Whether it was a sign, or fate, or something else playing a factor, I’d found a sand dollar on the beach in pristine condition the day I’d broken ground on the house. Though he didn’t jog my memory until years after, the why of what had drawn me to keep it when I’d found it was made clear. Somehow, without knowing the details, I’d known the significance of it.

It’s ironic and cruel how the mind works, mine especially. Some memories I re-live regularly but would do anything to forget, the details so vivid, so ingrained, it can be torturous. While others, the memories I hold most dear, at times evade me. But it’s my fickle memory that planted a seed that day and instinct that had me hiding that shell—that makes it all the more meaningful. And it wasn’t until I looked up the significance of the “treasure” that I understood his state of mind that day, a state very much like my own mindset now.

We were never close due to my mother fleeing from him because of his temper and mental illness—a diagnosed schizophrenic—but I feel some connection to him now. However, I’ve been fearful since the day I found him decades later, covered in his own shit and rambling frantic French at any stranger who passed him on that street in Paris.
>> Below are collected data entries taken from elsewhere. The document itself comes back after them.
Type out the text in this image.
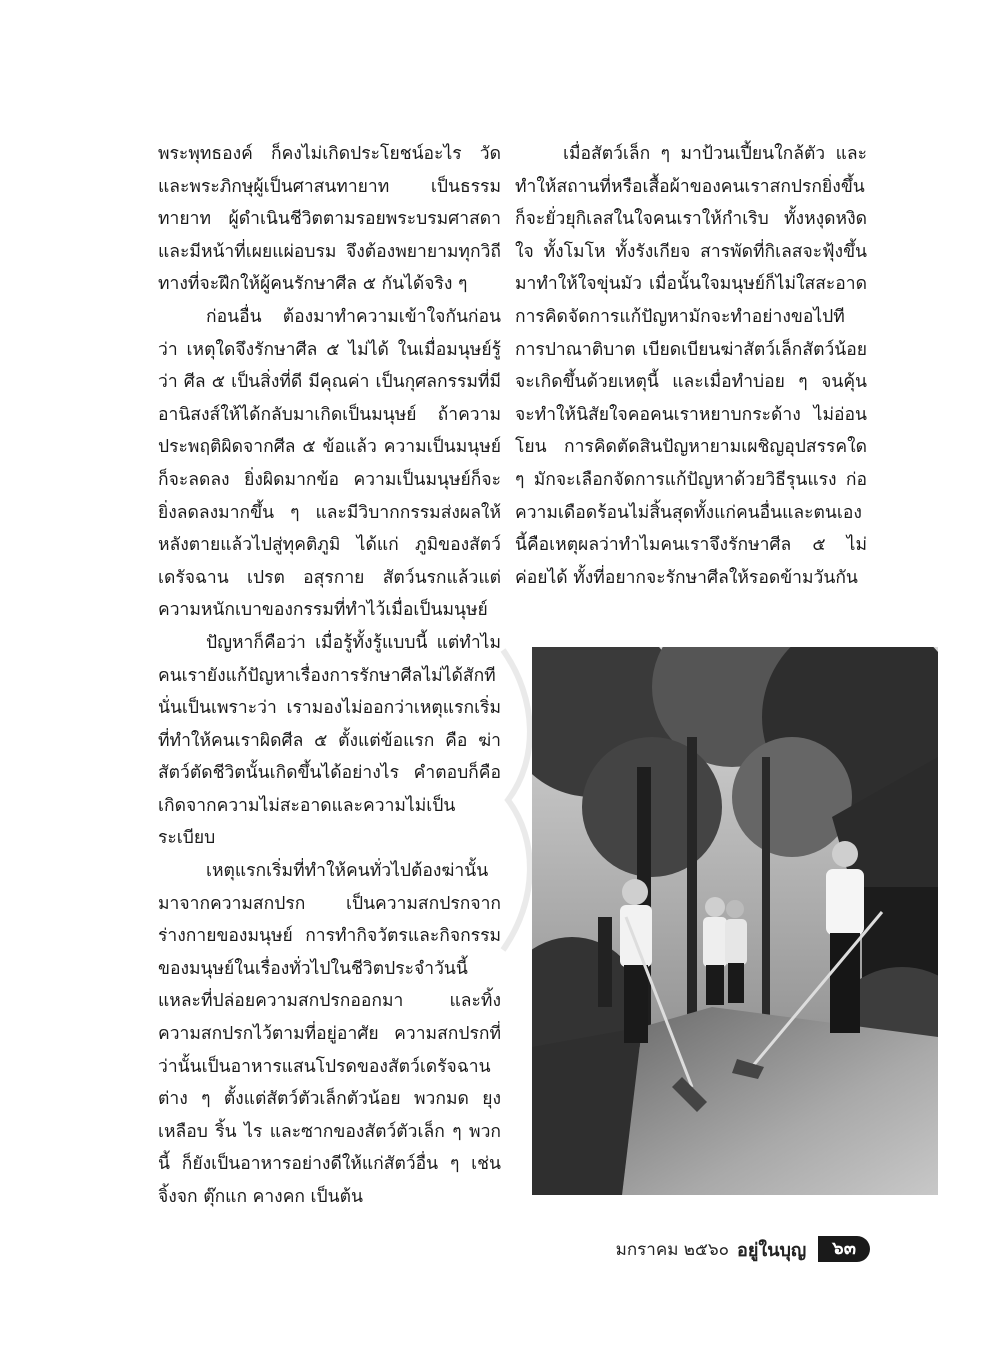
พระพุทธองค์ ก็คงไม่เกิดประโยชน์อะไร วัดและพระภิกษุผู้เป็นศาสนทายาท เป็นธรรมทายาท ผู้ดำเนินชีวิตตามรอยพระบรมศาสดาและมีหน้าที่เผยแผ่อบรม จึงต้องพยายามทุกวิถีทางที่จะฝึกให้ผู้คนรักษาศีล ๕ กันได้จริง ๆ

ก่อนอื่น ต้องมาทำความเข้าใจกันก่อนว่า เหตุใดจึงรักษาศีล ๕ ไม่ได้ ในเมื่อมนุษย์รู้ว่า ศีล ๕ เป็นสิ่งที่ดี มีคุณค่า เป็นกุศลกรรมที่มีอานิสงส์ให้ได้กลับมาเกิดเป็นมนุษย์ ถ้าความประพฤติผิดจากศีล ๕ ข้อแล้ว ความเป็นมนุษย์ก็จะลดลง ยิ่งผิดมากข้อ ความเป็นมนุษย์ก็จะยิ่งลดลงมากขึ้น ๆ และมีวิบากกรรมส่งผลให้หลังตายแล้วไปสู่ทุคติภูมิ ได้แก่ ภูมิของสัตว์เดรัจฉาน เปรต อสุรกาย สัตว์นรกแล้วแต่ความหนักเบาของกรรมที่ทำไว้เมื่อเป็นมนุษย์

ปัญหาก็คือว่า เมื่อรู้ทั้งรู้แบบนี้ แต่ทำไมคนเรายังแก้ปัญหาเรื่องการรักษาศีลไม่ได้สักทีนั่นเป็นเพราะว่า เรามองไม่ออกว่าเหตุแรกเริ่มที่ทำให้คนเราผิดศีล ๕ ตั้งแต่ข้อแรก คือ ฆ่าสัตว์ตัดชีวิตนั้นเกิดขึ้นได้อย่างไร คำตอบก็คือเกิดจากความไม่สะอาดและความไม่เป็นระเบียบ

เหตุแรกเริ่มที่ทำให้คนทั่วไปต้องฆ่านั้นมาจากความสกปรก เป็นความสกปรกจากร่างกายของมนุษย์ การทำกิจวัตรและกิจกรรมของมนุษย์ในเรื่องทั่วไปในชีวิตประจำวันนี้แหละที่ปล่อยความสกปรกออกมา และทิ้งความสกปรกไว้ตามที่อยู่อาศัย ความสกปรกที่ว่านั้นเป็นอาหารแสนโปรดของสัตว์เดรัจฉานต่าง ๆ ตั้งแต่สัตว์ตัวเล็กตัวน้อย พวกมด ยุง เหลือบ ริ้น ไร และซากของสัตว์ตัวเล็ก ๆ พวกนี้ ก็ยังเป็นอาหารอย่างดีให้แก่สัตว์อื่น ๆ เช่น จิ้งจก ตุ๊กแก คางคก เป็นต้น

เมื่อสัตว์เล็ก ๆ มาป้วนเปี้ยนใกล้ตัว และทำให้สถานที่หรือเสื้อผ้าของคนเราสกปรกยิ่งขึ้น ก็จะยั่วยุกิเลสในใจคนเราให้กำเริบ ทั้งหงุดหงิดใจ ทั้งโมโห ทั้งรังเกียจ สารพัดที่กิเลสจะฟุ้งขึ้นมาทำให้ใจขุ่นมัว เมื่อนั้นใจมนุษย์ก็ไม่ใสสะอาด การคิดจัดการแก้ปัญหามักจะทำอย่างขอไปที การปาณาติบาต เบียดเบียนฆ่าสัตว์เล็กสัตว์น้อยจะเกิดขึ้นด้วยเหตุนี้ และเมื่อทำบ่อย ๆ จนคุ้น จะทำให้นิสัยใจคอคนเราหยาบกระด้าง ไม่อ่อนโยน การคิดตัดสินปัญหายามเผชิญอุปสรรคใด ๆ มักจะเลือกจัดการแก้ปัญหาด้วยวิธีรุนแรง ก่อความเดือดร้อนไม่สิ้นสุดทั้งแก่คนอื่นและตนเอง นี้คือเหตุผลว่าทำไมคนเราจึงรักษาศีล ๕ ไม่ค่อยได้ ทั้งที่อยากจะรักษาศีลให้รอดข้ามวันกัน

มกราคม ๒๕๖๐ อยู่ในบุญ	๖๓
Seeing him in that state gave way to trepidation that one day I would suffer the same fate—that everyone who claimed to care for me would eventually abandon me—due to mental illness and lack of control. A fear that crippled me for years and kept me from investing, in believing in people fully.

To me, love was always conditional—until her.

My mother never fully understood the extent of my father’s illness. It’s my belief now that she assumed he’d just gone mad. Although that’s partly true, it wasn’t by conscious decision. It wasn’t as if he’d let some dark side of him take over, which I believe was her stance on him up until the day she died. It was sickness that claimed him and the fear of inherited sickness that’s plagued me for so long.

But at this stage in the game, the odds and my age are in my favor that I will never suffer his fate.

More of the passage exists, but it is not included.